# Sonic Index Builder

This notebook builds the audio and semantic index for the EraEx recommendation system.
It fetches tracks from Deezer, downloads previews, computes audio vectors, and encodes metadata into semantic vectors.

In [None]:
import sys
import os

# Add project root to path for imports
project_root = os.path.abspath(os.path.join(os.getcwd(), '..'))
if project_root not in sys.path:
    sys.path.append(project_root)

import requests
import pickle
import numpy as np
import time
from tqdm.notebook import tqdm

from src.audio.processor import AudioProcessor
from src.audio.semantic import SemanticEncoder

## Configuration

Set the limit for how many tracks to process.
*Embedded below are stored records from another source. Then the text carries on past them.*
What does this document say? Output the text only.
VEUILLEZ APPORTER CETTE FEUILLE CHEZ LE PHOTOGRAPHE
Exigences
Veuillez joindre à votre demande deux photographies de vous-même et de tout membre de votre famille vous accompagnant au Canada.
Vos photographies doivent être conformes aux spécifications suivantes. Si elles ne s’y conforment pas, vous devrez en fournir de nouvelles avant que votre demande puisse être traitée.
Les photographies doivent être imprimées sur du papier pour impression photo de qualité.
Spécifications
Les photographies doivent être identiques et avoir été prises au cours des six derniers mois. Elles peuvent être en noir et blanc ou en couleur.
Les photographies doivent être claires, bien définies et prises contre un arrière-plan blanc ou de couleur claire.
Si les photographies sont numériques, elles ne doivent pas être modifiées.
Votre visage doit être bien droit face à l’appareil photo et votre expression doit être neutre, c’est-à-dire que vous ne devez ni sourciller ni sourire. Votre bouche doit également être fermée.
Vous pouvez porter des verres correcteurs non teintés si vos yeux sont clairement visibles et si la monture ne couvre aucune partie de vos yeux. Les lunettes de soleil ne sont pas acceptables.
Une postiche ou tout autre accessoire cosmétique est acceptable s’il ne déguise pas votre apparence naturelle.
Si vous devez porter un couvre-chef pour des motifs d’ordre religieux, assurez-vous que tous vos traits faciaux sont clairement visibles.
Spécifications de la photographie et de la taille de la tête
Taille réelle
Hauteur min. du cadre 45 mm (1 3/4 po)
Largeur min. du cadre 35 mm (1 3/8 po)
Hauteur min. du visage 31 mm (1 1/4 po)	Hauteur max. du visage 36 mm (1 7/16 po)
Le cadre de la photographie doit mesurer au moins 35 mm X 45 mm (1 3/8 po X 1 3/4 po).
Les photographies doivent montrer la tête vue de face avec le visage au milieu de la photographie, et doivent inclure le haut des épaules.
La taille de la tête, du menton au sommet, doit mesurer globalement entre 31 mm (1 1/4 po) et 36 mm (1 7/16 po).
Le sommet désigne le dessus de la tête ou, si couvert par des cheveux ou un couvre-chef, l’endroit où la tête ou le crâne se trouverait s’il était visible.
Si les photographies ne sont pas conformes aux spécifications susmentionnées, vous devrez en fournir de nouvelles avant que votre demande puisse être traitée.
For production, set this to 100,000 or more.

In [None]:
LIMIT = 50  # Number of tracks to process
OUTPUT_DIR = os.path.join(project_root, 'data', 'indices')
os.makedirs(OUTPUT_DIR, exist_ok=True)
OUTPUT_FILE = os.path.join(OUTPUT_DIR, 'sonic_index.pkl')

## Build Logic

In [None]:
def build_index(limit=LIMIT):
    print(f"--- Starting Sonic Index Build (Limit: {limit}) ---")
    
    # 1. Initialize Engines
    print("Initializing Audio Processor...")
    audio_proc = AudioProcessor()
    print("Initializing Semantic Encoder...")
    semantic_enc = SemanticEncoder()
    
    # 2. Fetch Tracks (Deezer Top Charts as seed)
    # In a real scenario, you might iterate over a list of ISRC codes or more diverse endpoints
    url = "https://api.deezer.com/chart/0/tracks"
    params = {'limit': limit}
    try:
        r = requests.get(url, params=params)
        r.raise_for_status()
        tracks = r.json().get('data', [])
    except Exception as e:
        print(f"Error fetching tracks: {e}")
        return
    
    print(f"Fetched {len(tracks)} tracks from Deezer Charts.")
    
    sonic_data = []
    
    for i, track in enumerate(tqdm(tracks, desc="Processing Tracks")):
        try:
            # A. Audio Analysis
            preview_url = track.get('preview')
            audio_vec = None
            if preview_url:
                result = audio_proc.analyze_url(preview_url)
                if result:
                    audio_vec = result['vector']
            
            # B. Semantic Analysis
            meta_text = f"{track['title']} by {track['artist']['name']} album {track['album']['title']}"
            semantic_vec = semantic_enc.encode(meta_text)
            
            # C. Store
            if audio_vec is not None and semantic_vec is not None:
                sonic_data.append({
                    'id': track['id'],
                    'title': track['title'],
                    'artist': track['artist']['name'],
                    'audio_vector': audio_vec,
                    'semantic_vector': semantic_vec,
                    'preview': preview_url
                })
        except Exception as e:
            print(f"Skipping track {track.get('title', 'Unknown')}: {e}")
            continue
            
        # Rate limit
        time.sleep(0.5)

    # 3. Save Index
    with open(OUTPUT_FILE, 'wb') as f:
        pickle.dump(sonic_data, f)
        
    print(f"\n--- Build Complete ---")
    print(f"Saved {len(sonic_data)} tracks to {OUTPUT_FILE}")

In [None]:
# Run the build
build_index(limit=LIMIT)